Please register at scilj@juridicum.su.se, preferably before 27 August, for the campus event.

 

The event will also be livestreamed (click here).

Celebrating Professor David Fisher: universalism versus relativism in the human rights discourse

with Elena Namli, Hans Ingvar Roth, Joakim Nergelius and Jarna Petman

Stockholm Centre for International Law and Justice invites you to the seminar

Celebrating Professor David Fisher

on

Universalism versus relativism in the human rights discourse

Professor David Fisher retires this year from Stockholm University. His research fields include human rights, conflict of laws and outer space law. This event is in celebration of him. We hope that as many of you as possible will be able to attend. David Fisher obtained his B.A. 1978 (Fordham), J.D. 1981 (New York Law School), jur dr 1990 (Stockholm) and was promoted to professor international law 2005 (Stockholm).

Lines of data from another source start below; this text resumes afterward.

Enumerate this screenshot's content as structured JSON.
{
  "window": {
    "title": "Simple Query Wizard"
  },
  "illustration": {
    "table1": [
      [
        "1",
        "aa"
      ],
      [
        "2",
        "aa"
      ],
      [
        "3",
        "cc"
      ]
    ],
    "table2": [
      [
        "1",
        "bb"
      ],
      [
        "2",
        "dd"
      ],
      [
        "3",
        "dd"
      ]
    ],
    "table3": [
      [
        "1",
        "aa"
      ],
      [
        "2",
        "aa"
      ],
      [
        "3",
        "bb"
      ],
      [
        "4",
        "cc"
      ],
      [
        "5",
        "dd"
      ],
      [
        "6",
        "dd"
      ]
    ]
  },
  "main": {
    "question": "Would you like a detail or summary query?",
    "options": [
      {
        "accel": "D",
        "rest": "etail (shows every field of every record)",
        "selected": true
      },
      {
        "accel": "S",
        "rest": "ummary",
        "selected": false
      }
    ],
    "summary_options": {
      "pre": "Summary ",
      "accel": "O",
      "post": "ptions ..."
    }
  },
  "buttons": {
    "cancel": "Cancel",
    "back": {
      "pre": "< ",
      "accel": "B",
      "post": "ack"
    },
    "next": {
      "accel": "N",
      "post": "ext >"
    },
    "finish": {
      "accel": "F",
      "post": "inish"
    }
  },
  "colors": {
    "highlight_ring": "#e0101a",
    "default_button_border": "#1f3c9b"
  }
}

The event centres around the universal versus cultural relativist debate, i.e. whether one should strive for human rights standards applicable to all humans or if the account should be taken to differences in culture, history and societal factors. One may also discuss human rights as a means of dealing with diversity within a society, and how much account should be afforded to individuals and groups with distinct beliefs, traditions and preferences. Here one could compare John Locke’s weaker and Roger William’s stronger approach to what extent a majority should accommodate the preferences of religious minorities. The speakers of this panel will shed light on these different views on these matters.

Speakers and panelists

Elena Namli is professor of ethics at the faculty of theology, Uppsala university. Her field of expertise is social ethics, political ethics and ethical theory. Currently, she is conducting research on the political potential of soft legal positivism. Among her publications are Human Rights as Ethics, Politics, and Law (2014); Future(s) of the Revolution and the Reformation (2019); and Etik (2019).

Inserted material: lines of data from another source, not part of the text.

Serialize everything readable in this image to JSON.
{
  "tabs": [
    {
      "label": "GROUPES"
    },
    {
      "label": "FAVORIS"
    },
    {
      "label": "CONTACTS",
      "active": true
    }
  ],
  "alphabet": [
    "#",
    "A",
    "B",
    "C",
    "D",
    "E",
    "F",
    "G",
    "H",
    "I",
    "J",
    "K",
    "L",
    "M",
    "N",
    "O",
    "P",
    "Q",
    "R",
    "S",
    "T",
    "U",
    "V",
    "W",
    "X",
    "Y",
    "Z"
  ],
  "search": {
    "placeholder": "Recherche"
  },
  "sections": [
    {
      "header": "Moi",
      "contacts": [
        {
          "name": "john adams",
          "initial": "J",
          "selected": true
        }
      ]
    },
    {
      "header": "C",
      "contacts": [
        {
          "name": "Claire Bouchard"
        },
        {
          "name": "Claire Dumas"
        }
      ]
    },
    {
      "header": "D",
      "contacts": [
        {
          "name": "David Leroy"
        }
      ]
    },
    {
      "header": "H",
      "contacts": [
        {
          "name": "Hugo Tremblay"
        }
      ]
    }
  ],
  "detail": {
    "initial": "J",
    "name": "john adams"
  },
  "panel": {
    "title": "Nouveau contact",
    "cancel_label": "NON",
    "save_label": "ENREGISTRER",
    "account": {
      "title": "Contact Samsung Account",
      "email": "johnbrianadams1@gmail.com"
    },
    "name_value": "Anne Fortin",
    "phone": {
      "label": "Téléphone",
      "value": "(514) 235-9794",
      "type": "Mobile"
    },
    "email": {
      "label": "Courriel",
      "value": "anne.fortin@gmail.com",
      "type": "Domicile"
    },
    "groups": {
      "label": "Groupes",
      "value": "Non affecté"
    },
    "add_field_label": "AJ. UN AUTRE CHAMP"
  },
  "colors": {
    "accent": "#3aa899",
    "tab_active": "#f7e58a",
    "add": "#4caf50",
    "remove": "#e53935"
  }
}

Hans Ingvar Roth is professor of human rights at the department of Asian and Middle Eastern Studies, Stockholm University. He has previously worked at the Ministry of Justice and for the OSCE. He has authored the monographs “Mångfaldens gränser” (2010), “Är religion en mänsklig rättighet?” (2012), “När Konfucius kom till FN” (2016) and “Peng Chun Chang, Intercultural Ethics and the Universal Declaration of Human Rights” (2016).

Joakim Nergelius is professor at Örebro University, where he was the first professor in law. Previously he was an associate professor in constitutional law at the University of Lund, associate professor in comparative law and EU law at Åbo Akademi. He has also worked at the Court of Justice of the European Union (CJEU) and the European Committee of the Regions (CoR). He has authored “The Relationship Between National Constitutional Courts and the EU Court of Justice – A Matter of Growing Importance in Times of a “Rule of Law Battle” (2020) and “EU:s rättighetsstadga 20 år: Vad har den åstadkommit?” (2020)

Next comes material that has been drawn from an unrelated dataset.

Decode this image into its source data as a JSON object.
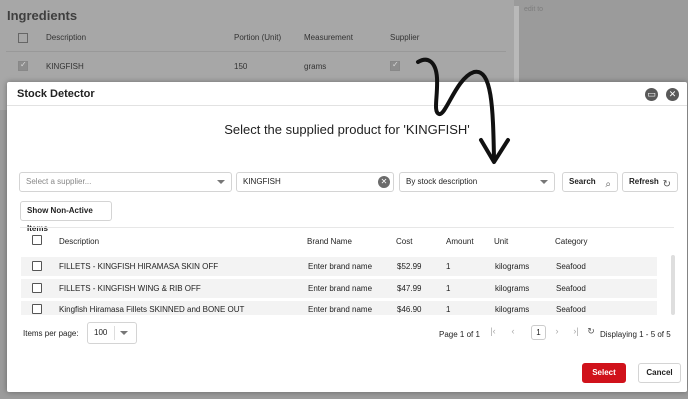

Jarna Petman is Associate Professor in public international law at Stockholm University. She was one of the three founding members, and then the Deputy Director, of the Erik Castrén Institute of International Law and Human Rights at Helsinki Law Faculty. A former member of the European Committee of Social Rights, she is currently one of the Commissioners of the International Commission of Jurists. She has acted as legal expert for the various ministries and the Parliament of Finland. She has authored “Human Rights and Violence – the hope and fear of the liberal world” (2017), “Resort to Sanctions by Not Directly Affected States” (2000) and “Autonomous Weapons Systems and International Humanitarian Law” (2017)

After the seminar there will be a reception.